In the United States, nearly a quarter of employed mothers return to work within two weeks of giving birth, according to a new report from In These Times, a nonprofit magazine, which analyzed data from the Department of Labor and collected stories from mothers who kept working through pain and grief.
It's not because they recover at a supernatural pace. Or because they value their jobs over their babies.
Some simply can’t afford the pay cut. Buying groceries for many American women trumps resting for as long as the doctor advises. So, they go back to the office — even if the C-section cuts haven’t yet healed or a premature baby remains in the hospital.
National data points to a probable culprit: Only 13 percent of workers in the U.S. have access to any paid leave, according to the BLS. Forty percent of U.S. households with children under 18, meanwhile, rely heavily on a mother’s income, Pew data shows.
A 2012 survey commissioned by DOL polled all workers who had taken family or medical leave. In These Times dug into the data further to learn what happened to new moms. They found 23 percent of women who had left work to care for an infant took less than two weeks off.
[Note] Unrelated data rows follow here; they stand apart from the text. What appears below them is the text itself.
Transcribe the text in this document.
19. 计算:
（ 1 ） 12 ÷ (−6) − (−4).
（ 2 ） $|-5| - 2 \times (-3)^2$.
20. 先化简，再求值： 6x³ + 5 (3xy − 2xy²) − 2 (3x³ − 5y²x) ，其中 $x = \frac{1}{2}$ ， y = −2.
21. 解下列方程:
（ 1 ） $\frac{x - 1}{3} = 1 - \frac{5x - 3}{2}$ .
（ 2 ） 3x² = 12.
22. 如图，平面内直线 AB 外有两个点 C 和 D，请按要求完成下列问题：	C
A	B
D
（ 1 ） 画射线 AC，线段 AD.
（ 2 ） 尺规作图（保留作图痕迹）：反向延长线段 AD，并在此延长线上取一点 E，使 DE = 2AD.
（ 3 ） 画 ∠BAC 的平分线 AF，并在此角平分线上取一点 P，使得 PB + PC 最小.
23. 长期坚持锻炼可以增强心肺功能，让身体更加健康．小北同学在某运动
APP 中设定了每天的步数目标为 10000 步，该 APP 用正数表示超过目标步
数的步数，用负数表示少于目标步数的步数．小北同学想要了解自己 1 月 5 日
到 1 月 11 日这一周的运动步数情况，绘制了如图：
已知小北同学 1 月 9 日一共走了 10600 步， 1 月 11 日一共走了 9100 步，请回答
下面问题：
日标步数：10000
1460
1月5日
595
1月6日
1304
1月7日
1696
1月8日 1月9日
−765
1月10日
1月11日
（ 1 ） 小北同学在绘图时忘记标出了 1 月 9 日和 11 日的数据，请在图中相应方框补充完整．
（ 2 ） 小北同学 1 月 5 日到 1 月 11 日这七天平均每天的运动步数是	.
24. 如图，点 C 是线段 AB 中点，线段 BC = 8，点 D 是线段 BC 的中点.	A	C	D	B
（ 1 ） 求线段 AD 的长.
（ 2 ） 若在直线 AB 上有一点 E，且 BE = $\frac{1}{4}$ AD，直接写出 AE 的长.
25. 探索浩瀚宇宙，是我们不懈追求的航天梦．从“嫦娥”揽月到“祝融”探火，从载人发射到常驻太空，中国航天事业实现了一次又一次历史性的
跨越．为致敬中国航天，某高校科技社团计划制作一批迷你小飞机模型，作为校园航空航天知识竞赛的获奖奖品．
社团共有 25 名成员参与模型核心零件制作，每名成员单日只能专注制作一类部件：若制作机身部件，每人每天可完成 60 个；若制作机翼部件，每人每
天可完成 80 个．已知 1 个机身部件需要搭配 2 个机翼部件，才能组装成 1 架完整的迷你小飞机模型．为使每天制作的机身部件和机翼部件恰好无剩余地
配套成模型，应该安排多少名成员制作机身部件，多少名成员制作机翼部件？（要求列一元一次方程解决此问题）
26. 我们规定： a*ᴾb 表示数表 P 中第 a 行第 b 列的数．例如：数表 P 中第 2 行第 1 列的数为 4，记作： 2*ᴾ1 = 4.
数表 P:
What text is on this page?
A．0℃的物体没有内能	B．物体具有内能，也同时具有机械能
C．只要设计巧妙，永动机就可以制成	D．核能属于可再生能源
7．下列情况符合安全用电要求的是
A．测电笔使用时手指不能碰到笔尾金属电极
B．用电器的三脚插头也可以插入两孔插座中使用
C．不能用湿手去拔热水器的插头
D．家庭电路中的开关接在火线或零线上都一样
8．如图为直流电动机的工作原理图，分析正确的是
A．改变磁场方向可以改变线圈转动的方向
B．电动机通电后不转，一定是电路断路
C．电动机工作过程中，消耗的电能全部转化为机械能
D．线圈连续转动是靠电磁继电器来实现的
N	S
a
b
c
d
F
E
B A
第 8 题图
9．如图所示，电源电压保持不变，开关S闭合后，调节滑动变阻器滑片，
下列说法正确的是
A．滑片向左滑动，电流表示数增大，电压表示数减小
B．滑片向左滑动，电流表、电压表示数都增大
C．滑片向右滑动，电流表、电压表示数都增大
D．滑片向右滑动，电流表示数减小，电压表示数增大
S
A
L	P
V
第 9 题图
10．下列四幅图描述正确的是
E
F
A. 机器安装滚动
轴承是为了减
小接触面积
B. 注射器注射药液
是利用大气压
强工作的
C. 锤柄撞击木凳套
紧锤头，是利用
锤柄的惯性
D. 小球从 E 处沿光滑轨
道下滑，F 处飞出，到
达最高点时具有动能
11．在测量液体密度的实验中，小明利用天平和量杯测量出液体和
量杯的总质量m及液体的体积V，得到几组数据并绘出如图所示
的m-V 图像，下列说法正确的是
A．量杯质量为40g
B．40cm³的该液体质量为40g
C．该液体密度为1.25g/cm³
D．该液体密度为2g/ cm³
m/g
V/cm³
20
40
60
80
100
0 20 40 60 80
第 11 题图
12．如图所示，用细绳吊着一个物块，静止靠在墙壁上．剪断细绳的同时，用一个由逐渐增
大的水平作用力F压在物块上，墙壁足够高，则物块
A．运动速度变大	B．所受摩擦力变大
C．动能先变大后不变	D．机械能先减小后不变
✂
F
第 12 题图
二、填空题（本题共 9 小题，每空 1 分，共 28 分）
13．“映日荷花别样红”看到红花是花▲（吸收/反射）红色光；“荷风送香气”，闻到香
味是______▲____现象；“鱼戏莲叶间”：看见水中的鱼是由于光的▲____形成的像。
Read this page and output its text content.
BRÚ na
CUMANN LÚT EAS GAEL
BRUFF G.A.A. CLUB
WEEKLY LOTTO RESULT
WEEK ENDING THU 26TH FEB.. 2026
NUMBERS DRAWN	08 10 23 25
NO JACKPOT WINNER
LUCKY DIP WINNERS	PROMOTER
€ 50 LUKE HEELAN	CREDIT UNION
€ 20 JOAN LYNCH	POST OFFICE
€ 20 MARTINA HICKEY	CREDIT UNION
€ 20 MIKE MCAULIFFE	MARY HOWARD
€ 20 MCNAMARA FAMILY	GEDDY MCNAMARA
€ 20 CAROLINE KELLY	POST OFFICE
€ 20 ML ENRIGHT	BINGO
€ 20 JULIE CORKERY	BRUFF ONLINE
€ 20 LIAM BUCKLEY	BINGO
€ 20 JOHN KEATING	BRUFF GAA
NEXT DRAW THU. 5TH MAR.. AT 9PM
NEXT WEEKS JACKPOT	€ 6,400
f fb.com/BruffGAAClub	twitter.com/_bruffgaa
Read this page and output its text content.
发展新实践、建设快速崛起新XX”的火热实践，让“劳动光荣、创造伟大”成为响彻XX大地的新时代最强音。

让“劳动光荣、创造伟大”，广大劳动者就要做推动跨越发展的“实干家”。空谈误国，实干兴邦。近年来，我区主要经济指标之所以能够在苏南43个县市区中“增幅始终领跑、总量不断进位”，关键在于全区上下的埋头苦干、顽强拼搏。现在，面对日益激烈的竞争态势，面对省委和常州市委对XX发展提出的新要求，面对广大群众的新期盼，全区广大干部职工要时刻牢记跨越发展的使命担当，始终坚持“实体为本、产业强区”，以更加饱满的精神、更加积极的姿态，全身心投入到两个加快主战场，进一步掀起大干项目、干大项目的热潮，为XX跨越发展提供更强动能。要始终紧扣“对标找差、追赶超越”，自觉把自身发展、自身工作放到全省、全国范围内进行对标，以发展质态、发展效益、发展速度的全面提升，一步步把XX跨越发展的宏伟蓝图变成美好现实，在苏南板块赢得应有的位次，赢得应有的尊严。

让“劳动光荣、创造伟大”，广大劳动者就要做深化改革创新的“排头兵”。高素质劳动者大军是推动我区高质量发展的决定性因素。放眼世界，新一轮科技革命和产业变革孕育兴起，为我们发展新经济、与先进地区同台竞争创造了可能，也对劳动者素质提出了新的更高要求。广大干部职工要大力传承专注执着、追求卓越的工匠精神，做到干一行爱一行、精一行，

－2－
Less educated workers appeared to have it much worse: Eighty percent of college graduates took at least six weeks off to care for a new baby, and only 54 percent of women without degrees did so.
And about 43 million American workers have no paid sick leave, or time off for parents to care for sick kids. Access depends on occupation. Those with the highest salaries often enjoy the most generous benefits: 88-percent of private sector managers and financial workers enjoy paid time off, more than double the rate among service workers (40-percent) and construction workers (38-percent).
One mother interviewed by investigative reporter Sharon Lerner fell through the cracks of the Family Medical Leave Act, which guarantees at least 12 weeks of unpaid leave to 1) new parents at companies with more than 50 employees and 2) who have worked there for at least a year.
The woman, a counselor at a small college with a Master's degree, saved up vacation days and purchased disability insurance to prepare for two months with no income. She tried to time her baby to qualify for job-protected leave. As the story describes:
She had started her job in February 2014, which meant that she wouldn’t qualify until the following February. She counted back nine months from then and got to May, but then, to be safe, tacked on another two months in case the baby came early, so: July. That’s when she and Rachid would start trying for a second.
But the woman went into premature labor, which wrecked her plan. According to the story, she gave birth by C-section on Christmas Eve, too soon to qualify for leave or support from disability insurance.
She returned to work two weeks later, Lerner reported, worrying about her son, who remained under medical supervision.